此时,眼尖的小栋子咦了一声:“不对,这些人怎么还这里。”
武总和墨副两人顺着他的手指望去,只见在后花园观海长廊那里,不同的高脚凳上稀稀疏疏的坐着三个男人。他们纯粹在那里观海,每个人的圆桌面上,都点了一杯菠萝炒冰,悠然惬意。
这只是客人在消费,有何异常?何况人家又没有穿黑衣服。两人不解地望着小栋子,希望他有一个合理的解释。
把观海长廓廓厅上的监控放大,小栋子慢慢地观察着。半响,他疑惑地对眼前的两位领导说:“这三个人,早上我巡逻的时候,他们已经在那里坐了。怎么半天过去,他们还待在那里?”
武总心里一紧:“你早上几点巡逻?”
千万不要是一伙,否则,会闹得很大的。
小栋子回忆一下:“早上八点半时候。当时,他们就坐在那里,一人一张高脚凳,不过,那个时候的他们,还没有点东西喝。”
墨副直接拿起电话,打给泳池:“观海长廊那边坐的三位客人,是几点来的?”
接电话的是泳池的老员工Grace:“我们早上七点钟营业的时候,他们就来了。一直在泳池附近走动。我问他们要不要游泳,他们还当场笑话我,说海门人要游泳也只会在海里游,这些泳池是给那些旱鸭子准备的。”
“他们一直没有离开过?”
“对了,好像在中午吃饭的时候,离开过一小会。”
“全部人一起离开的,还是分别离开的。”
“我没有留意,只是感觉他们一直都在。”
唉,重要的信息没有拿到,可惜了。墨副挂为电话,为难地说:“我怎么感觉这三个人也是跟外面的那六个人是一伙的?”
一伙吗?人家没有穿黑色衣服啊。小栋子不太确定地说:“不一定吧?一些年轻人无所事事地逛来逛去,也是有的。”

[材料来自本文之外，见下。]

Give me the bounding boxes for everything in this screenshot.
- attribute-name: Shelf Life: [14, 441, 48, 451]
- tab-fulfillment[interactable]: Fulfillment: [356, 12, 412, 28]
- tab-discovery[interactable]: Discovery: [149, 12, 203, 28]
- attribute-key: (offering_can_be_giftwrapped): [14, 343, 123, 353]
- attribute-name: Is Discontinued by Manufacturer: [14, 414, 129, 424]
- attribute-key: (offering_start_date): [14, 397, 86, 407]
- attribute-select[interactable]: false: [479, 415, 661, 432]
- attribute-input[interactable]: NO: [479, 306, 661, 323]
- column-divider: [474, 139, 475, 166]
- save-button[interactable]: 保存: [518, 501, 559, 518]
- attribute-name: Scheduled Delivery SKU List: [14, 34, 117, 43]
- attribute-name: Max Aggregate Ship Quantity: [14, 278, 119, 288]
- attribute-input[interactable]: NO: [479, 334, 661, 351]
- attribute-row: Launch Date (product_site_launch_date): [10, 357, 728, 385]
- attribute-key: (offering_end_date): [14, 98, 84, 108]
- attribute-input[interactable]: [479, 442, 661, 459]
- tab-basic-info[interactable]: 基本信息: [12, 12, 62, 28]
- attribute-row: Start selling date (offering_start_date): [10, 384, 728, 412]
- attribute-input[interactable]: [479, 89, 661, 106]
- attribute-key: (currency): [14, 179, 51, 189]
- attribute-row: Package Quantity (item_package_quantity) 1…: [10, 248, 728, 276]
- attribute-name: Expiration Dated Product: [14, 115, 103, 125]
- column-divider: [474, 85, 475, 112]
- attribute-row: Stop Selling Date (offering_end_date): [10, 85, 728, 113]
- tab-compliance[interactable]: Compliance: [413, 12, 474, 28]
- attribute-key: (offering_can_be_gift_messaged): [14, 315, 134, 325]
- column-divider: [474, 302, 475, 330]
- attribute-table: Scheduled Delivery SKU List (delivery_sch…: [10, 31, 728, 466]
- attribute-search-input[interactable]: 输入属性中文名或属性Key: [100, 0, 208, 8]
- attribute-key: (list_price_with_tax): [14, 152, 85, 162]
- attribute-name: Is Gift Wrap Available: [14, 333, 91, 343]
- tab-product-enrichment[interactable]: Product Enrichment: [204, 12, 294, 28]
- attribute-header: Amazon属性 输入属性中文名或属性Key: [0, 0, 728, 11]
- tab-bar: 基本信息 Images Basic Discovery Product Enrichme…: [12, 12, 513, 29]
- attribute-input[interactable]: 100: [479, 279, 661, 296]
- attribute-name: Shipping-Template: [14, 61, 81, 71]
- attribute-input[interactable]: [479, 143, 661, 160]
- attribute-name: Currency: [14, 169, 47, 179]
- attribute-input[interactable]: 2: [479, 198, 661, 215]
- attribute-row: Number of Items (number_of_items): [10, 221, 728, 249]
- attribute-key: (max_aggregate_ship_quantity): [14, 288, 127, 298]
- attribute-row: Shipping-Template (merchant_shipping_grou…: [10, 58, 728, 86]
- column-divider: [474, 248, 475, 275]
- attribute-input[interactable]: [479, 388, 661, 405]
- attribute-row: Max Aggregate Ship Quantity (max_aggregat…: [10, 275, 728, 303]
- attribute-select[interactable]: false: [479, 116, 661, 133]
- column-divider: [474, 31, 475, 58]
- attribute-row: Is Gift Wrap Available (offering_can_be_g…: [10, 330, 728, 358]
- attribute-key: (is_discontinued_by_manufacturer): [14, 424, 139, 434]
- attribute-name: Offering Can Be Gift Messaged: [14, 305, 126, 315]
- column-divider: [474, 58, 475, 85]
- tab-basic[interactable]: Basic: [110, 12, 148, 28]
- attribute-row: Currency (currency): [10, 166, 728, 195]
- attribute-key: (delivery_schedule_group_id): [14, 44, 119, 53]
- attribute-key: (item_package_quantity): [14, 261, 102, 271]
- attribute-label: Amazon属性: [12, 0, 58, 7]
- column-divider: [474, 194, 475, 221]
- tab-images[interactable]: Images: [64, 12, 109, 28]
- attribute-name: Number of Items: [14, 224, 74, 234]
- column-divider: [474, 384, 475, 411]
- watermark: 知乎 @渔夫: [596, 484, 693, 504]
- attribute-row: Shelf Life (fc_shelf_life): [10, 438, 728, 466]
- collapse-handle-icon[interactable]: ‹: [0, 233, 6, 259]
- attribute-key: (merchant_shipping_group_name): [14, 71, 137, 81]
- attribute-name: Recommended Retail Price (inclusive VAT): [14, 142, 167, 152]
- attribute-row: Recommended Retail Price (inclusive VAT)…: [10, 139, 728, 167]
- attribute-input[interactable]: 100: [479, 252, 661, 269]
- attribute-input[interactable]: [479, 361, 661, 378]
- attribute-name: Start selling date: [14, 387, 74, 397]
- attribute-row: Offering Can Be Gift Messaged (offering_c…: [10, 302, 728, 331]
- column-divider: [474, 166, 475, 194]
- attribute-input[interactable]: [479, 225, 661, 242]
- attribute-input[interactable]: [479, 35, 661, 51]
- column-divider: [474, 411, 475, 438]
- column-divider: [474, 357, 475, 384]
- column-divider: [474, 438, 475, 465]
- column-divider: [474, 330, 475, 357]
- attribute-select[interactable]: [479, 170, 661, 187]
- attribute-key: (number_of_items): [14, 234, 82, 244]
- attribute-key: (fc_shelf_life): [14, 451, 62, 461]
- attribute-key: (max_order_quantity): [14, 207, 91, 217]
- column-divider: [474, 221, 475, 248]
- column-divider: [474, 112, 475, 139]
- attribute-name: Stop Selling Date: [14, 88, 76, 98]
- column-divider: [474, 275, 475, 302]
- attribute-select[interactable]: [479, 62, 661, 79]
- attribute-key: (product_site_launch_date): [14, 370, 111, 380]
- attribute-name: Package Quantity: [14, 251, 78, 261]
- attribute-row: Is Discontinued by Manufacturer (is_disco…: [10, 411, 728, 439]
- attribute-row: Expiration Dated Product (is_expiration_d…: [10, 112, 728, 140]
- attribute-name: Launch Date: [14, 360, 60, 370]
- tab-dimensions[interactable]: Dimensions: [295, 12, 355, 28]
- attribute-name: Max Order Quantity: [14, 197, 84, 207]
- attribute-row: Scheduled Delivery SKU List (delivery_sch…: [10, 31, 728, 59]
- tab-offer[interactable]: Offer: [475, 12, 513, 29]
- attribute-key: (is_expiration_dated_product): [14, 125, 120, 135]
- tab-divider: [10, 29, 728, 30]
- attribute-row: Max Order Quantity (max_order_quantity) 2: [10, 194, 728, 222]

武总凉凉说:“看看这几个人,就算他们端端正正地坐着,也掩盖不了身上那股痞子气。我可以肯定,这三个人就是那些人的团伙。”
前后左右都有人堵在那里,刘本那小子,跑不掉。
武总觉得这事有必要向总经理反映,他交代手下两人:“你们,注意叫外面的兄弟盯着他们。把员工转弯处,前门入口还有观海长廊这三个地方的摄像头,全部给我放在主显示屏上面。”
然后,他自己转身上三楼,找老总汇报情况。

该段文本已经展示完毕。